Hi guys here is a link that may help many of you find some funding, sign up and you shall obtain information on postgraduate funding (scholarships and bursaries) some of which is exclusive to the site, and you can also request information on specific institutions and courses if you are thinking about further study:
What a dissertation looks like:
- A dissertation is an extended piece of written work and whilst there is no set structure, have a look at finished dissertations from your department of study to get some ideas. I believe at Aston university you can go and request dissertations from the library. Also Google does have some dissertations (undergrad and postgrad) available, which you could look at however you may have to search quite a bit. EThOS (http://ethos.bl.uk/Home.do ) is also another avenue, which holds thousands of dissertations - whilst some you have to pay to access others are free.
Finding a topic:
- This can take longer than you think, but that shouldn't worry you. My best advise is to do your dissertation around a topic that fascinates YOU, so that there is less chance of you getting bored half way through and losing the will to live.

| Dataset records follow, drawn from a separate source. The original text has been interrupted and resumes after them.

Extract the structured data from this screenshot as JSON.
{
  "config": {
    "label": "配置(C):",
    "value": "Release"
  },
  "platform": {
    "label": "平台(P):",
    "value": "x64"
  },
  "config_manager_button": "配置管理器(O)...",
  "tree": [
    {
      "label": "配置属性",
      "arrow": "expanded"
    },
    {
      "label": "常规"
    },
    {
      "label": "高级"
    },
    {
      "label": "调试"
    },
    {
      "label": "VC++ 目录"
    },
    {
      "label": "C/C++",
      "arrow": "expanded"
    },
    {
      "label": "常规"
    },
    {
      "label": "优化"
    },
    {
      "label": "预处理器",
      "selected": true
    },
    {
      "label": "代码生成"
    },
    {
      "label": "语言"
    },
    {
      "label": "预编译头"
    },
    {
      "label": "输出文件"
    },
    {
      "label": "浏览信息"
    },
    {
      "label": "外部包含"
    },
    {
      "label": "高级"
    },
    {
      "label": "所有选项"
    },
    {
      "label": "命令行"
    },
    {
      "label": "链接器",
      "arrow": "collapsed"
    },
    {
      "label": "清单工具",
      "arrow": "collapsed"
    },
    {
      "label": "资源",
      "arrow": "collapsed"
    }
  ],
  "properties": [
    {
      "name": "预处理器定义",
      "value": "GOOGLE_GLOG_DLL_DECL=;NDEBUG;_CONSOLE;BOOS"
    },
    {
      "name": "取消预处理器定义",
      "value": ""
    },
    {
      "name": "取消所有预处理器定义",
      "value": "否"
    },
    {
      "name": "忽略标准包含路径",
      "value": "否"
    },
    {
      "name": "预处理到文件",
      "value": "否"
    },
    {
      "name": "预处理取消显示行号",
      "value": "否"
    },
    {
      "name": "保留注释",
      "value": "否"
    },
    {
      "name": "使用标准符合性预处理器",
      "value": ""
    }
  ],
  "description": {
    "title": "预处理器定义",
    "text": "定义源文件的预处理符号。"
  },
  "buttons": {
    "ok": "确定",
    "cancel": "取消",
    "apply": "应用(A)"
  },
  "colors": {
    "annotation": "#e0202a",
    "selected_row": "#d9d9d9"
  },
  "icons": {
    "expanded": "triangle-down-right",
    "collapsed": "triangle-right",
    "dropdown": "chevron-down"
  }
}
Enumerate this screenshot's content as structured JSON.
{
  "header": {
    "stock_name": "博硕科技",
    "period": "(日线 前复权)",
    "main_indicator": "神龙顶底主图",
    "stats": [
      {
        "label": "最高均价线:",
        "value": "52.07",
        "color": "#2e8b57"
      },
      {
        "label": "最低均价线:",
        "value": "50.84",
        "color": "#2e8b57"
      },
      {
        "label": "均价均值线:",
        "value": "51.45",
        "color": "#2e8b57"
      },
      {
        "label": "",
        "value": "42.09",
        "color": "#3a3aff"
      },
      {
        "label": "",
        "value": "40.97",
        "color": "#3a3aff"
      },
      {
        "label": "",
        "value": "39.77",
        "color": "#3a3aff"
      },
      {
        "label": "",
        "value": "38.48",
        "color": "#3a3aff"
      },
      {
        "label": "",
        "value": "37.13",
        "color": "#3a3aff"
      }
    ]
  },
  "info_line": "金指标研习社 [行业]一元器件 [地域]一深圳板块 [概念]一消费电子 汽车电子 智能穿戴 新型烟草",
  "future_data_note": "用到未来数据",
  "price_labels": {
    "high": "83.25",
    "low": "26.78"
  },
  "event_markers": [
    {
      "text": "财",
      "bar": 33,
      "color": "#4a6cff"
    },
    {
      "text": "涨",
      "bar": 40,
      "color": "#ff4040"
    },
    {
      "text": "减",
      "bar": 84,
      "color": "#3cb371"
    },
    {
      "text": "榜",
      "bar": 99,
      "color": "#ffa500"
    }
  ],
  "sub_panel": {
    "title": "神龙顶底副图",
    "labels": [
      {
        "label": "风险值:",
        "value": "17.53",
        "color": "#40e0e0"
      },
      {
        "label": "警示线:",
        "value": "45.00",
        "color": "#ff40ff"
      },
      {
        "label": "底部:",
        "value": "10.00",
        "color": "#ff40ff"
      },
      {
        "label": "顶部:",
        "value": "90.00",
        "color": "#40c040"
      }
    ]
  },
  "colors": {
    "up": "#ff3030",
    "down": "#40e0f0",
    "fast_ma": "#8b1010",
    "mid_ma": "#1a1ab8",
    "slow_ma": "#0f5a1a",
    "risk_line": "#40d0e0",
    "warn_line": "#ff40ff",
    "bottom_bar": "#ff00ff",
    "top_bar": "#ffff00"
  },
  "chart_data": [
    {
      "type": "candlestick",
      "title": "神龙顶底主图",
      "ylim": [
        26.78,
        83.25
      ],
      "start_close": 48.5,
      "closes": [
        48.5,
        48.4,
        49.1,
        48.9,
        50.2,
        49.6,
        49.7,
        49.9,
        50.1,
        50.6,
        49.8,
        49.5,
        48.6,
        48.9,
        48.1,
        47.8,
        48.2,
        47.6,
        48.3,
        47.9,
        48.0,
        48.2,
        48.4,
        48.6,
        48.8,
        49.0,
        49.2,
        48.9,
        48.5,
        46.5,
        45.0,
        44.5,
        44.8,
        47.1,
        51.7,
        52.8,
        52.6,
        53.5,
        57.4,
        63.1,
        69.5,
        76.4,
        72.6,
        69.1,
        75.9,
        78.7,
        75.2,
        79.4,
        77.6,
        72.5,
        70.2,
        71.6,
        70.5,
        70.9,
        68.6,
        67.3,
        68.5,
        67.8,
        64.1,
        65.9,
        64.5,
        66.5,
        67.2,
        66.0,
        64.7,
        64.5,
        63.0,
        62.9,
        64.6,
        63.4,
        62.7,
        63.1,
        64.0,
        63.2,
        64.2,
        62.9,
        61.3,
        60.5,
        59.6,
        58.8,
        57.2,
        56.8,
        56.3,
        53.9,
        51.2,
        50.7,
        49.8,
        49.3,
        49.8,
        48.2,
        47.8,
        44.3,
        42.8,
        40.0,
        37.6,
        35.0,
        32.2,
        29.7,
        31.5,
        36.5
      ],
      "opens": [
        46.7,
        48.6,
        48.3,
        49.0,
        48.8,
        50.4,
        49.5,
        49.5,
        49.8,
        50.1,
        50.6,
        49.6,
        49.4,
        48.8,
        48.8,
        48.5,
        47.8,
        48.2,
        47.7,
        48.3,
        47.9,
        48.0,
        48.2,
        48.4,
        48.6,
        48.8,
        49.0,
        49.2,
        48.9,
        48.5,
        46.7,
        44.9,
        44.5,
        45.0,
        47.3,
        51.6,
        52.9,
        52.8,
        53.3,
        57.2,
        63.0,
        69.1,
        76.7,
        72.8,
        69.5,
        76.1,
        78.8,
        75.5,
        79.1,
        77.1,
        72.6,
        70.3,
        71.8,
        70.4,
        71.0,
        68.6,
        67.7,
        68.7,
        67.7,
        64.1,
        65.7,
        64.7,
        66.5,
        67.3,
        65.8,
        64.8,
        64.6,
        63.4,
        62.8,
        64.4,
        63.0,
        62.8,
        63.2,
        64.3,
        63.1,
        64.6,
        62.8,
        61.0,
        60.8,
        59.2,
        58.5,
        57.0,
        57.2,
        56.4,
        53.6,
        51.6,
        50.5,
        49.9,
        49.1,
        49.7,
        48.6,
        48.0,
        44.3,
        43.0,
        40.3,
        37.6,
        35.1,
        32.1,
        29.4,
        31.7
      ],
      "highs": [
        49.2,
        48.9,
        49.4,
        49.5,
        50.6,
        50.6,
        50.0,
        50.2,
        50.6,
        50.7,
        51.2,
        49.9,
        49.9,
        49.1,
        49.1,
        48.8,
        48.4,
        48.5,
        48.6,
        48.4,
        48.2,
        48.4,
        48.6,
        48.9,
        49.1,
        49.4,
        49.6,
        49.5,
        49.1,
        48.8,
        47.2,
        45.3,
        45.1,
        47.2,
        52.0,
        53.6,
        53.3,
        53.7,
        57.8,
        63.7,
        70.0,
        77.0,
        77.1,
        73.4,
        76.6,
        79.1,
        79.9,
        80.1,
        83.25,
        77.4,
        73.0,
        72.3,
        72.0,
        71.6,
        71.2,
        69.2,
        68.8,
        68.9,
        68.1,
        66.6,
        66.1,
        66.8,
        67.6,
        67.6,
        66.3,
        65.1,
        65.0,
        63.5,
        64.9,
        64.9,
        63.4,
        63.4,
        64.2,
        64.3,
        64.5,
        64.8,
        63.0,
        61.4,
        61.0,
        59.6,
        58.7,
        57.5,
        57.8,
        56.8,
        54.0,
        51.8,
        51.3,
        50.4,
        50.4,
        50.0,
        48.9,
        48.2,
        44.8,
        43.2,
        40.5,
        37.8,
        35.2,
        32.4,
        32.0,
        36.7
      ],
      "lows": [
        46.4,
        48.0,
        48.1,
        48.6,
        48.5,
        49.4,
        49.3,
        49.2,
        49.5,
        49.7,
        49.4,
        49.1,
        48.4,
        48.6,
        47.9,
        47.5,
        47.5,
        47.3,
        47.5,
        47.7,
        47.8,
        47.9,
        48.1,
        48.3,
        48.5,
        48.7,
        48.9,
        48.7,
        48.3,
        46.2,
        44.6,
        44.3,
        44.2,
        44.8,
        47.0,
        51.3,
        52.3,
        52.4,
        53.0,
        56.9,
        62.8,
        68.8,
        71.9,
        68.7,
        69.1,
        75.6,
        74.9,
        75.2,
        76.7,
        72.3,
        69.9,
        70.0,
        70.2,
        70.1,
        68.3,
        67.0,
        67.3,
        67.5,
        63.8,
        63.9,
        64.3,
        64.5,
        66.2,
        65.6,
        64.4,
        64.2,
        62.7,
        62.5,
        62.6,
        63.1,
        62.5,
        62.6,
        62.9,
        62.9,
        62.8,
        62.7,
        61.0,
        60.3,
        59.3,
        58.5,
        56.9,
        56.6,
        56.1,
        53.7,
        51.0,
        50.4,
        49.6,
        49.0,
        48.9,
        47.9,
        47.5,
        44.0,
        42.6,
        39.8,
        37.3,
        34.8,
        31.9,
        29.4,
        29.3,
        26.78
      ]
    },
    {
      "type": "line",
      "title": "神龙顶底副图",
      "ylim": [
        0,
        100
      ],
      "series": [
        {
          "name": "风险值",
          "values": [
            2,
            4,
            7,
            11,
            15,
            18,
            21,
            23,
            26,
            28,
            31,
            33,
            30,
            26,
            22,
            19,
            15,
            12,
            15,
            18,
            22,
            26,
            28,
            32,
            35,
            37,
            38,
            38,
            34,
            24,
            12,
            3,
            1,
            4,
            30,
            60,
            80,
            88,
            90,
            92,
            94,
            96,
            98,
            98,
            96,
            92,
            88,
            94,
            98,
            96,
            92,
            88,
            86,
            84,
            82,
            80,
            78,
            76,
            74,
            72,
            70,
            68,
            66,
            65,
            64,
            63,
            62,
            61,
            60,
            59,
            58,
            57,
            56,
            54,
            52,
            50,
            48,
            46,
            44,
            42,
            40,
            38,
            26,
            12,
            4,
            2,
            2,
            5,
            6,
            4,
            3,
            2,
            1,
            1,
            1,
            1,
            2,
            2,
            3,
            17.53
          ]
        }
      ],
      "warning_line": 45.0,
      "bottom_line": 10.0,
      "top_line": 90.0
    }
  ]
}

- Remember that you can do a library- based dissertation or a research based dissertation - do what will best suit you within the time you have. However this isn't something you should seriously worry about at this stage unless you're like me and can't help yourself.
- Something you've always wondered about or found fascinating
- Lecture notes, old essays
- Current journals and academic books
- Media and news items
- Things you disagree with fiercely
- Controversies, current affairs issues
- New areas in your subject
- Talking with friends, family and lecturers
Going from your topic to a question
- Now a dissertation question is not the same as a topic, it has to be phrased so that it can be answered in a 'specific and focused way'. There are numerous ways that you can get from your topic to a question.
- Here are a few ways, just remember do what you are comfortable with, and if unsure discuss with your supervisor if you have one or if you have started early a lecturer/ staff member you are comfortable with: first, do some reading around your topic: are there any gaps in the current research that could provide a question? Second, if you usually write too much – think smaller and focus on one narrow aspect of your topic. Third, if you usually don't write enough – think bigger and link some related areas of your topic together.
- Remember your initial question is not set in stone at this stage, it definitely can be altered over the course of your project to suit what you end up examining.
- It is a good idea before you make any final decisions to discuss your choice of question with your supervisor.